- Born: July 5, 1912 Poughkeepsie, New York, U.S.
- Died: July 21, 1997 (aged 85) Ormond Beach, Florida, U.S.

Academic background
- Alma mater: Harvard University New York Medical College

Academic work
- Main interests: Sino-Tibetan languages, languages of East Asia
- Notable works: Sino-Tibetan: A conspectus (1972)
- Influenced: James Matisoff

Chinese name
- Traditional Chinese: 白保羅
- Simplified Chinese: 白保罗

Standard Mandarin
- Hanyu Pinyin: Bái Bǎoluó

= Paul K. Benedict =

American physician

Paul King Benedict (白保羅 (白保罗, Bái Bǎoluó); July 5, 1912 – July 21, 1997) was an American anthropologist, mental health professional, and linguist who specialized in languages of East and Southeast Asia. He is well known for his 1942 proposal of the Austro-Tai language family and also his reconstruction of Proto-Sino-Tibetan and Proto-Tibeto-Burman. He was also a practicing psychiatrist in the New York area for 20 years and was also a pioneer in the field of ethnopsychiatry.

==Life and career==
Benedict was born in Poughkeepsie, New York and graduated from Poughkeepsie High School in 1930. He attended Cornell University before transferring to University of New Mexico, earning a bachelor of arts degree there in 1934.He then attended Harvard University earning a master's degree in 1935 and a Ph.D. in anthropology in 1941. During his studies, he traveled to Asia and studied at University of California for two years.

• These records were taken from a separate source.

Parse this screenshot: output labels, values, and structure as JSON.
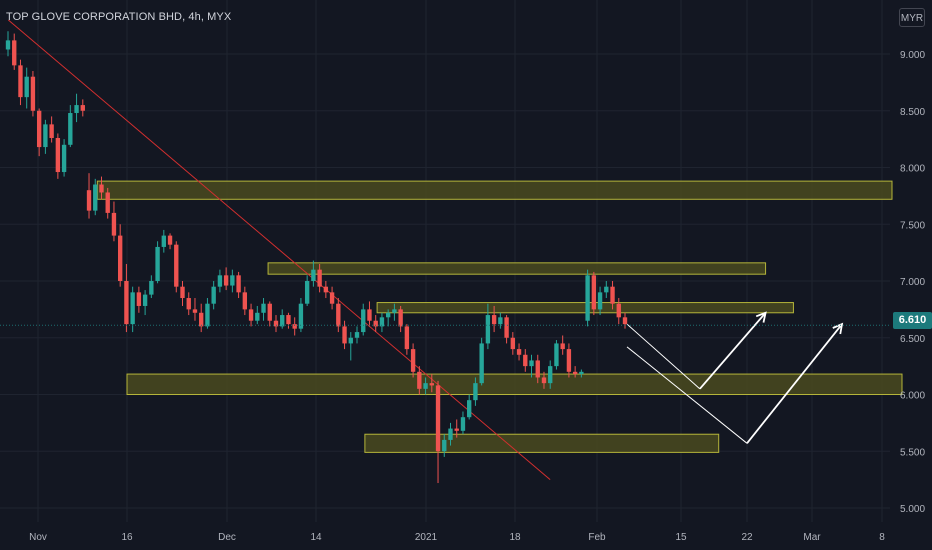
{
  "title": "TOP GLOVE CORPORATION BHD, 4h, MYX",
  "currency_button": "MYR",
  "last_price_label": "6.610",
  "colors": {
    "background": "#131722",
    "up": "#26a69a",
    "down": "#ef5350",
    "zone_fill": "#4a4a1e",
    "zone_border": "#b5b53a",
    "trendline": "#d32f2f",
    "projection": "#ffffff",
    "price_line": "#1c6f70"
  },
  "chart_data": {
    "type": "candlestick",
    "x_tick_labels": [
      "Nov",
      "16",
      "Dec",
      "14",
      "2021",
      "18",
      "Feb",
      "15",
      "22",
      "Mar",
      "8"
    ],
    "y_tick_labels": [
      "5.000",
      "5.500",
      "6.000",
      "6.500",
      "7.000",
      "7.500",
      "8.000",
      "8.500",
      "9.000"
    ],
    "y_range": [
      4.9,
      9.3
    ],
    "last_price": 6.61,
    "zones": [
      {
        "from": "2020-11-11",
        "to": "2021-03-09",
        "low": 7.72,
        "high": 7.88
      },
      {
        "from": "2020-12-07",
        "to": "2021-02-24",
        "low": 7.06,
        "high": 7.16
      },
      {
        "from": "2020-12-24",
        "to": "2021-02-27",
        "low": 6.72,
        "high": 6.81
      },
      {
        "from": "2020-11-16",
        "to": "2021-03-10",
        "low": 6.0,
        "high": 6.18
      },
      {
        "from": "2020-12-22",
        "to": "2021-02-19",
        "low": 5.49,
        "high": 5.65
      }
    ],
    "trendline": {
      "start": [
        "2020-10-27",
        9.3
      ],
      "end": [
        "2021-01-24",
        5.25
      ]
    },
    "projections": [
      {
        "points": [
          [
            "2021-02-06",
            6.62
          ],
          [
            "2021-02-17",
            6.05
          ],
          [
            "2021-02-24",
            6.72
          ]
        ]
      },
      {
        "points": [
          [
            "2021-02-06",
            6.42
          ],
          [
            "2021-02-22",
            5.57
          ],
          [
            "2021-03-04",
            6.62
          ]
        ]
      }
    ],
    "candles": [
      [
        9.04,
        9.2,
        8.98,
        9.12
      ],
      [
        9.12,
        9.18,
        8.86,
        8.9
      ],
      [
        8.9,
        8.95,
        8.55,
        8.62
      ],
      [
        8.62,
        8.88,
        8.52,
        8.8
      ],
      [
        8.8,
        8.85,
        8.45,
        8.5
      ],
      [
        8.5,
        8.52,
        8.1,
        8.18
      ],
      [
        8.18,
        8.42,
        8.12,
        8.38
      ],
      [
        8.38,
        8.45,
        8.22,
        8.26
      ],
      [
        8.26,
        8.3,
        7.9,
        7.96
      ],
      [
        7.96,
        8.25,
        7.92,
        8.2
      ],
      [
        8.2,
        8.55,
        8.18,
        8.48
      ],
      [
        8.48,
        8.65,
        8.4,
        8.55
      ],
      [
        8.55,
        8.6,
        8.45,
        8.5
      ],
      [
        7.8,
        7.95,
        7.55,
        7.62
      ],
      [
        7.62,
        7.9,
        7.58,
        7.85
      ],
      [
        7.85,
        7.92,
        7.72,
        7.78
      ],
      [
        7.78,
        7.82,
        7.55,
        7.6
      ],
      [
        7.6,
        7.7,
        7.35,
        7.4
      ],
      [
        7.4,
        7.5,
        6.95,
        7.0
      ],
      [
        7.0,
        7.15,
        6.55,
        6.62
      ],
      [
        6.62,
        6.95,
        6.55,
        6.9
      ],
      [
        6.9,
        6.95,
        6.72,
        6.78
      ],
      [
        6.78,
        6.92,
        6.7,
        6.88
      ],
      [
        6.88,
        7.05,
        6.85,
        7.0
      ],
      [
        7.0,
        7.35,
        6.98,
        7.3
      ],
      [
        7.3,
        7.45,
        7.25,
        7.4
      ],
      [
        7.4,
        7.42,
        7.28,
        7.32
      ],
      [
        7.32,
        7.35,
        6.9,
        6.95
      ],
      [
        6.95,
        7.0,
        6.78,
        6.85
      ],
      [
        6.85,
        6.9,
        6.7,
        6.75
      ],
      [
        6.75,
        6.85,
        6.65,
        6.72
      ],
      [
        6.72,
        6.8,
        6.55,
        6.6
      ],
      [
        6.6,
        6.85,
        6.58,
        6.8
      ],
      [
        6.8,
        7.0,
        6.75,
        6.95
      ],
      [
        6.95,
        7.1,
        6.9,
        7.05
      ],
      [
        7.05,
        7.12,
        6.92,
        6.96
      ],
      [
        6.96,
        7.1,
        6.9,
        7.05
      ],
      [
        7.05,
        7.08,
        6.85,
        6.9
      ],
      [
        6.9,
        6.95,
        6.7,
        6.75
      ],
      [
        6.75,
        6.8,
        6.6,
        6.65
      ],
      [
        6.65,
        6.78,
        6.62,
        6.72
      ],
      [
        6.72,
        6.85,
        6.65,
        6.8
      ],
      [
        6.8,
        6.82,
        6.6,
        6.65
      ],
      [
        6.65,
        6.7,
        6.55,
        6.6
      ],
      [
        6.6,
        6.75,
        6.58,
        6.7
      ],
      [
        6.7,
        6.72,
        6.58,
        6.62
      ],
      [
        6.62,
        6.68,
        6.52,
        6.58
      ],
      [
        6.58,
        6.85,
        6.55,
        6.8
      ],
      [
        6.8,
        7.05,
        6.78,
        7.0
      ],
      [
        7.0,
        7.18,
        6.95,
        7.1
      ],
      [
        7.1,
        7.15,
        6.9,
        6.95
      ],
      [
        6.95,
        7.0,
        6.85,
        6.9
      ],
      [
        6.9,
        6.95,
        6.75,
        6.8
      ],
      [
        6.8,
        6.85,
        6.55,
        6.6
      ],
      [
        6.6,
        6.65,
        6.4,
        6.45
      ],
      [
        6.45,
        6.55,
        6.3,
        6.5
      ],
      [
        6.5,
        6.6,
        6.45,
        6.55
      ],
      [
        6.55,
        6.8,
        6.52,
        6.75
      ],
      [
        6.75,
        6.82,
        6.6,
        6.65
      ],
      [
        6.65,
        6.7,
        6.55,
        6.6
      ],
      [
        6.6,
        6.72,
        6.55,
        6.68
      ],
      [
        6.68,
        6.75,
        6.6,
        6.72
      ],
      [
        6.72,
        6.8,
        6.65,
        6.75
      ],
      [
        6.75,
        6.78,
        6.55,
        6.6
      ],
      [
        6.6,
        6.62,
        6.35,
        6.4
      ],
      [
        6.4,
        6.45,
        6.15,
        6.2
      ],
      [
        6.2,
        6.25,
        6.0,
        6.05
      ],
      [
        6.05,
        6.15,
        6.0,
        6.1
      ],
      [
        6.1,
        6.18,
        6.02,
        6.08
      ],
      [
        6.08,
        6.12,
        5.22,
        5.5
      ],
      [
        5.5,
        5.65,
        5.45,
        5.6
      ],
      [
        5.6,
        5.75,
        5.55,
        5.7
      ],
      [
        5.7,
        5.78,
        5.62,
        5.68
      ],
      [
        5.68,
        5.85,
        5.65,
        5.8
      ],
      [
        5.8,
        6.0,
        5.78,
        5.95
      ],
      [
        5.95,
        6.15,
        5.9,
        6.1
      ],
      [
        6.1,
        6.5,
        6.08,
        6.45
      ],
      [
        6.45,
        6.8,
        6.4,
        6.7
      ],
      [
        6.7,
        6.78,
        6.55,
        6.62
      ],
      [
        6.62,
        6.72,
        6.58,
        6.68
      ],
      [
        6.68,
        6.7,
        6.45,
        6.5
      ],
      [
        6.5,
        6.55,
        6.35,
        6.4
      ],
      [
        6.4,
        6.45,
        6.3,
        6.35
      ],
      [
        6.35,
        6.4,
        6.2,
        6.25
      ],
      [
        6.25,
        6.35,
        6.15,
        6.3
      ],
      [
        6.3,
        6.35,
        6.1,
        6.15
      ],
      [
        6.15,
        6.2,
        6.05,
        6.1
      ],
      [
        6.1,
        6.3,
        6.05,
        6.25
      ],
      [
        6.25,
        6.48,
        6.22,
        6.45
      ],
      [
        6.45,
        6.52,
        6.35,
        6.4
      ],
      [
        6.4,
        6.45,
        6.15,
        6.2
      ],
      [
        6.2,
        6.25,
        6.15,
        6.18
      ],
      [
        6.18,
        6.22,
        6.15,
        6.2
      ],
      [
        6.65,
        7.1,
        6.6,
        7.05
      ],
      [
        7.05,
        7.08,
        6.7,
        6.75
      ],
      [
        6.75,
        6.95,
        6.7,
        6.9
      ],
      [
        6.9,
        7.0,
        6.85,
        6.95
      ],
      [
        6.95,
        7.0,
        6.75,
        6.8
      ],
      [
        6.8,
        6.85,
        6.62,
        6.68
      ],
      [
        6.68,
        6.72,
        6.58,
        6.62
      ]
    ]
  }
}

After he received his M.D. degree at the New York Medical College, he served as Chief Psychiatrist and Director of the Diagnostic Center at the New York State Department of Corrections. Benedict later published work on mental health in other cultures before turning his attention to language studies.

Benedict's work on Proto-Sino-Tibetan reconstruction was published in the 1972 monograph Sino-Tibetan: A Conspectus. His work formed the basis for James Matisoff's work on the Sino-Tibetan Etymological Dictionary and Thesaurus, including Matisoff's Proto-Tibeto-Burman reconstructions.

Benedict died in a traffic collision in Ormond Beach, Florida.

==Selected publications==
- Benedict, Paul K. (1942). "Thai, Kadai, and Indonesian: A new alignment in South-Eastern Asia" American Anthropologist 44.576-601.
- Benedict, Paul K. (1972). Sino-Tibetan: A Conspectus. Cambridge: Cambridge University Press.
- Benedict, Paul K. (1975). Austro-Thai language and culture, with a glossary of roots. New Haven: HRAF Press. ISBN 0-87536-323-7.
- Benedict, Paul K. (1990). Japanese/Austro-Tai. Ann Arbor: Karoma. ISBN 0-89720-078-0.
- Benedict, Paul K. “Remarks on A Comparative Vocabulary of Five Sino-Tibetan Languages, by Ilia Peiros and Sergei A. Starostin.” Mother Tongue 4:151-2.
- Benedict, Paul K., Graham Thurgood, and James A. Matisoff, and David Bradley (eds.). 1985. Linguistics of the Sino-Tibetan area: the state of the art: papers presented to Paul K. Benedict for his 71st birthday. Canberra: Pacific Linguistics.
- Benedict, Paul K. 1997. Special volume dedicated to Dr. Paul K. Benedict on the occasion of his eighty-fifth birthday (Mon-Khmer Studies, vol. 27). Salaya, Thailand: Mahidol University; Dallas, TX: Summer Institute of Linguistics.